Cross-validation in Machine Learning, cross-validation is a word that everyone who works with machine learning techniques will come across at some point.
We provide you with a quick overview of cross-validation in this blog post.
Assume for the moment that your goal is to model some data in order to categorize or forecast additional data points.
You may frequently receive emails, some of which are spam. You may fit a model for determining whether a new email is a spam or not based on the text of the mail by using your historical emails, all of which have been classified as spam or not.
To do so, you can employ a variety of modeling techniques, such as Support Vector Machines, a random forest, or a binary or multinomial logistic regression model.
You should evaluate a classification or prediction model’s actual performance for fresh data points. In other words, you are interested in how well it generalizes to new data.
You normally divide your available data into training and validation data at random for that. You fit your model based on the training set of data.
You use your fitted model to create predictions or classifications based on the validation data.
You may determine how well the model actually performs for predicting or classifying new data points by comparing the actual results in the validation data (for example, the labels indicating whether or not an email is a spam) with the predictions or classifications of the model.
To put it another way, you may estimate how effectively a model generalizes for out-of-sample predictions or classifications based on the validation data.
By dividing your data into training and validation sets, you may compare various models, select your model’s parameters, and execute the model selection.
For a random forest technique, for instance, you can use model validation to choose how many trees to merge, how deeply you want these trees to become nested, and how many features to randomly choose in each tree.
Keep in mind that the holdout set is another name for the portion of the data utilized for validation.
Training data, validation data, and test data are frequently used as the three subsets of the data rather than the more common two.
The validation data can be used to fine-tune your model, such as choosing the random forest algorithm’s parameters, or – more generally – to choose a model from among contenders.
In order to determine how successfully the final model predicts or categorizes fresh data points, you can use the test set, which wasn’t used to model the data, or evaluate the model using various parameter settings.
We advise you to look at the following materials for a more thorough grasp of the theoretical underpinnings of model validation and the calculation of a model’s generalization error:
Bertrand Clarke, Ernest Fokoue, and Hao Helen Zhang’s book, Principles, and Theory for Data Mining and Machine Learning (especially Chapter 1.3.2)
Explain how validation determines the actual risk of an algorithm in Understanding Machine Learning: From Theory to Algorithms by Shai Shalev-Shwartz and Shai Ben-David, particularly Chapter 11.
The Elements of Statistical Learning by Robert Tibshirani, Jerome Friedman, and Trevor Hastie (especially Chapter 7)
Up until now, all we’ve really said is that we could validate a model using the validation data.
How do we go about doing that, though?
On the basis of the validation data, we choose a loss function and determine its value. In order to determine the chosen distance between the observed labels and values in the validation data and the model predictions, we plug them into the loss function.
The data at hand determines which loss function should be used. The squared error loss (=L2 loss) is a well-known loss function; for further information, refer to The Elements of Statistical Learning, Chapter 2.4.
The squared disparities between the actual values and their forecasts are totaled by the squared error loss.
The L1 loss, which totals the absolute differences between data and forecasts, is another well-known loss function.
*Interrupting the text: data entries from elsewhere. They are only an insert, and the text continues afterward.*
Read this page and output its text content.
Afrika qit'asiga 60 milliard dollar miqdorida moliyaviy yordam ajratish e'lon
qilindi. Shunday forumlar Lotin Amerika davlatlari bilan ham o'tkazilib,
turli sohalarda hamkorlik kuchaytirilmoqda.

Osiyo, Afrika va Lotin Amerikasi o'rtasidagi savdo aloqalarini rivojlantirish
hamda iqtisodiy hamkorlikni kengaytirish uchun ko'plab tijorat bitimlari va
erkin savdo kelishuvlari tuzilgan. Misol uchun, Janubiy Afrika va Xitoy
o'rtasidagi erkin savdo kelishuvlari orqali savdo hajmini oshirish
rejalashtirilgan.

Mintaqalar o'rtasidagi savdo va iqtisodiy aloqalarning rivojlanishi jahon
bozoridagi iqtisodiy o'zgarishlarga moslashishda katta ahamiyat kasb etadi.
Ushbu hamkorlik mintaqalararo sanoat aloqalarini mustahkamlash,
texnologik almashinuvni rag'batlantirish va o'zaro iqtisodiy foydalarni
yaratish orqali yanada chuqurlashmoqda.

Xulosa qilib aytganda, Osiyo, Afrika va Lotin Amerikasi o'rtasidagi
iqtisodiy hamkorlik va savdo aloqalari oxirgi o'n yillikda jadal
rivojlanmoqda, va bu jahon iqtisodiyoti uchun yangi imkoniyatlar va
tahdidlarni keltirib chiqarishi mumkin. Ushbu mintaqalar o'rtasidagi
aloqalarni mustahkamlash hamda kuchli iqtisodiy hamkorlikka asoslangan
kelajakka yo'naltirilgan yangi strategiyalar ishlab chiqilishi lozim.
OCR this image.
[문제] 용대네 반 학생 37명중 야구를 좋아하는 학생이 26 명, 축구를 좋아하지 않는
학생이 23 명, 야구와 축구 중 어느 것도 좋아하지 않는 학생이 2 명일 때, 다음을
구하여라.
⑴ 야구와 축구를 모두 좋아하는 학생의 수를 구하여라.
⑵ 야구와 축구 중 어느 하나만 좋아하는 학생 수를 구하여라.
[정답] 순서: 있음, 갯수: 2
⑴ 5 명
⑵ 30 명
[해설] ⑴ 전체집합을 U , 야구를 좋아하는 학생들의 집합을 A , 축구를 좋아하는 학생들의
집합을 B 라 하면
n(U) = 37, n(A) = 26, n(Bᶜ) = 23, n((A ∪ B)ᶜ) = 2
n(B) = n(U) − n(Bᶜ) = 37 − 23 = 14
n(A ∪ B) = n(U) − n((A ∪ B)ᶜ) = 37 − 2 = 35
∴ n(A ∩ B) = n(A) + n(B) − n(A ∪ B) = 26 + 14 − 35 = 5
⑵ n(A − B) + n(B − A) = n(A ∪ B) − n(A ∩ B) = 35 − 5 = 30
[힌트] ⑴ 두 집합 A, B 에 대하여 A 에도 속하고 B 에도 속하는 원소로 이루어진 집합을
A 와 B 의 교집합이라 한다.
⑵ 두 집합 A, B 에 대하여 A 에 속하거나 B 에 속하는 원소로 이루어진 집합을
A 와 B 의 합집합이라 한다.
A word of warning: Take note that one should be careful not to make an analysis based on the full data, such as choosing auxiliary variables for a prediction model, and then split the data into training and validation.
This is illustrated in detail in The Elements of Statistical Learning, Chapter 7.10.2.
It is possible to draw incorrect conclusions about the validation data from previously acquired knowledge about the entire dataset, such as inaccurate estimations of a model’s generalization error.
In a perfect scenario, the size of the data we have available will allow for a smooth random split into training and validation or training, validation, and test data.
However, we frequently do not have a lot of data points at our disposal in real applications. We are aware that as a model is fed with additional data, it usually becomes more accurate.
Check out this article on sample sizes for machine learning algorithms as an illustration. Consequently, we have a motivation to train the model using as much data as possible (s).
On the other side, the more data we utilize, the more accurate (lower variance) our model performance estimations based on the validation data are.
We can utilize cross-validation to get around the trade-off between using as much data as feasible for two different subsets for training and validation.
In cross-validation, we repeatedly split training and validation data at random, and then we select to integrate the findings of the many splits into one measure.
The model testing is still done on a separate test set, and cross-validation is normally only utilized for model and validation data.